8 Classification accuracy

To illustrate classification accuracy, here we compare two classifications of flapping migration. The first is using the inbuilt classify_flap function, the second is using pressure change. Both are then compared using compare_classifications and compare_confusion_matrix.

8.1 Classify migratory flapping flight

Once a classification has been performed (here we use the example of a hoopoe, as it’s migratory flight can be prediction using classify_flap)

This creates a timetable of migratory flight events which can be visualised using classification$timetable, as seen below:

Table 8.1: Migration timetable (first 10 rows)
start end Duration (h)
3 2016-08-06 20:20:00 2016-08-07 01:50:00 5.500000
4 2016-08-07 19:40:00 2016-08-08 09:15:00 13.583333
5 2016-08-08 19:30:00 2016-08-09 04:10:00 8.666667
6 2016-08-09 21:15:00 2016-08-10 01:30:00 4.250000
7 2016-08-10 22:30:00 2016-08-10 23:50:00 1.333333
8 2016-08-21 18:45:00 2016-08-22 04:15:00 9.500000

This classification is pretty accurate and we will use this as a reference dataset to compare with another classification: high pressure change. i.e. a high change in altitude.

8.2 Setup the reference dataset

Because the second classification is done using pressure (30 minute data resolution) compared to this classification which was done using activity (5 minute resolution), the activity classification is set to the same resolution as pressure using the create_merged_classification function.

8.3 Setup the prediction data

Hoopoes seems to perform large altitudinal changes during migratory flight, so we preform a very rough classification by specifying that any altitude change greater than 2 hPa is equivalent to a migratory flight (this is for illustrative purposes only, and should not be used as a definite classification method).
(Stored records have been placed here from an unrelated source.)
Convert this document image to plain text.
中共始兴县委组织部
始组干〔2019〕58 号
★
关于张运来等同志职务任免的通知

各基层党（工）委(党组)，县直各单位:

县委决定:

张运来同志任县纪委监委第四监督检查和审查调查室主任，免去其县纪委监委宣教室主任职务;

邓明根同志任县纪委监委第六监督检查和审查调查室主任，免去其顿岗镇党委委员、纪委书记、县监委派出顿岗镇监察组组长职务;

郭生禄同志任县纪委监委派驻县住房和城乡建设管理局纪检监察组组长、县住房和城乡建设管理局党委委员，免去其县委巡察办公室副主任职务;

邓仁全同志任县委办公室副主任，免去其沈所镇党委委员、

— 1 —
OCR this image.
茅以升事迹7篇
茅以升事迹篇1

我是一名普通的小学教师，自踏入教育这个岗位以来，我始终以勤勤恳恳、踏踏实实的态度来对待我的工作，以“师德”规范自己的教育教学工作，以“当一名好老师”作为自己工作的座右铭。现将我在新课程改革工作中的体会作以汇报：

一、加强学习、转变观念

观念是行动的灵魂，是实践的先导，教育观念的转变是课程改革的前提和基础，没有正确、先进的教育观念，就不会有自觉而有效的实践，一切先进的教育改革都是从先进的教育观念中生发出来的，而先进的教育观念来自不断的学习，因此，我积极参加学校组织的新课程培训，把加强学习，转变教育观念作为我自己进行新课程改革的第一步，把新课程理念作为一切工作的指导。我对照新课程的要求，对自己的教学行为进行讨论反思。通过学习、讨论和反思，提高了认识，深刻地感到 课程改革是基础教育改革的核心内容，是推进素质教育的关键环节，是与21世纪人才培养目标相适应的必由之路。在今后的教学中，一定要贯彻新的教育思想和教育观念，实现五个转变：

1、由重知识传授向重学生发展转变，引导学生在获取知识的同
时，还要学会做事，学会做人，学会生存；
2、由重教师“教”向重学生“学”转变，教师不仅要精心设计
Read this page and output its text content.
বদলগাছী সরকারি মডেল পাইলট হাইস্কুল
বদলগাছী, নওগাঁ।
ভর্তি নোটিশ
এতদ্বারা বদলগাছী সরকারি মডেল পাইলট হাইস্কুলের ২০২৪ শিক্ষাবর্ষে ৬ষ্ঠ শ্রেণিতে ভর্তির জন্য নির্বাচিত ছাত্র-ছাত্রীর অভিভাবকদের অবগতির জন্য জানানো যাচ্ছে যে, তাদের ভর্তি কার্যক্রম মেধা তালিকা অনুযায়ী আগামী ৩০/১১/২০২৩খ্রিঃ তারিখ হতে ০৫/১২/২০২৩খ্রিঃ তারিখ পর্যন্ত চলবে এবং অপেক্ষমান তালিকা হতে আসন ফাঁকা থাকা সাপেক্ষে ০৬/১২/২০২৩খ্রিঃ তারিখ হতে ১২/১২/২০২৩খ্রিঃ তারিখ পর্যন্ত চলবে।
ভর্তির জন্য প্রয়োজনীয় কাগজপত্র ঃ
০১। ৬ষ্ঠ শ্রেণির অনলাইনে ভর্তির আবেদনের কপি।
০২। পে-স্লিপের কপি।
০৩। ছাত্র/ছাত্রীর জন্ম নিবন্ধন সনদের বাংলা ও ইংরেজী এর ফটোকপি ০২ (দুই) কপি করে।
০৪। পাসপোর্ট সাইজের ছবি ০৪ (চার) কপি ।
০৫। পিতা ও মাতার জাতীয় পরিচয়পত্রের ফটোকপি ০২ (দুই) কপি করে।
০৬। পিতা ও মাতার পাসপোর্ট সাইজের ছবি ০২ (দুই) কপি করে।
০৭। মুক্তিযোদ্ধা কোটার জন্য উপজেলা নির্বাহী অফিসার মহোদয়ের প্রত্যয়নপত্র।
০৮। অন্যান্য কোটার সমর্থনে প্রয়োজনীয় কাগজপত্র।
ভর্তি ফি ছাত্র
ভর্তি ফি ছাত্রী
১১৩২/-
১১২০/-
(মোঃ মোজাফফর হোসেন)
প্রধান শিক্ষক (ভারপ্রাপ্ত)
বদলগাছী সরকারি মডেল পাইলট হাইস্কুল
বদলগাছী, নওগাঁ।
8.4 Compare the two classifications

We can then compare the two classifications point by point using the compare_classifications function.

This puts both classifications side by side, and shows how many classifications provided each class, as well as the agreement between the two, as can be seen below.

Table 6.2: Comparison of both classifications (first 10 rows)
reference prediction Migration Other agreement
Other Other 0 2 TRUE
Other Other 0 2 TRUE
Other Other 0 2 TRUE
Other Other 0 2 TRUE
Other Other 0 2 TRUE
Other Other 0 2 TRUE

8.5 Create a confusion Matrix

A confusion matrix uses predicted and reference points and estimate:

  • Errors in Commission provide a measure of false negatives i.e. the number of points that were predicted to be part of a class that they were not (probability something was incorrectly prediction FN/(TP+FN)).
  • Errors in Omission provide a measure of false positives that were predicted to be in a different class from their actual class (probability that something was missed FP/(FP +TP).
  • Producer Accuracy or Precision provides a measure of how likely something was missed by the classification (probability that something was not missed TP/(TP + FP)).
  • User Accuracy or Recall represents the probability that a class was correctly prediction TP/(TP + FN).
  • Overall Accuracy represents the probability that all classes were correctly prediction (TP+TN)/(TP+TN+FP+FN).
  • Kappa Coefficient measures the agreement between the classification and the truth ((TN+FP) (TN+FN) + (FN+TP) (FP+TP)) / (TP+FP+TN+FN)2
Table 8.2: Confusion Matrix
Ref Other Ref Migration Row_Total Commission_Error Users_accuracy Total_accuracy Kappa_Coeff
Pred Other 2.990700e+04 104.0000000 30011 0.0034654 0.9965346 NA NA
Pred Migration 8.000000e+01 726.0000000 806 0.0992556 0.9007444 NA NA
Col_Total 2.998700e+04 830.0000000 30817 NA NA NA NA
Omission_Error 2.667800e-03 0.1253012 NA NA NA NA NA
Producers_accuracy 9.973322e-01 0.8746988 NA NA NA NA NA
Total_accuracy NA NA NA NA NA 0.9940293 NA
Kappa_Coeff NA NA NA NA NA NA 0.9483213

8.6 Overall accuracy

The total accuracy is 99.4% which is not bad. Most of the error comes from the omission of some migration periods by the prediction i.e. there are periods where the bird is performing a migratory flight, but remains at the same altitude and are therefore missed by the classification. However, this is only for 1.25% of the points.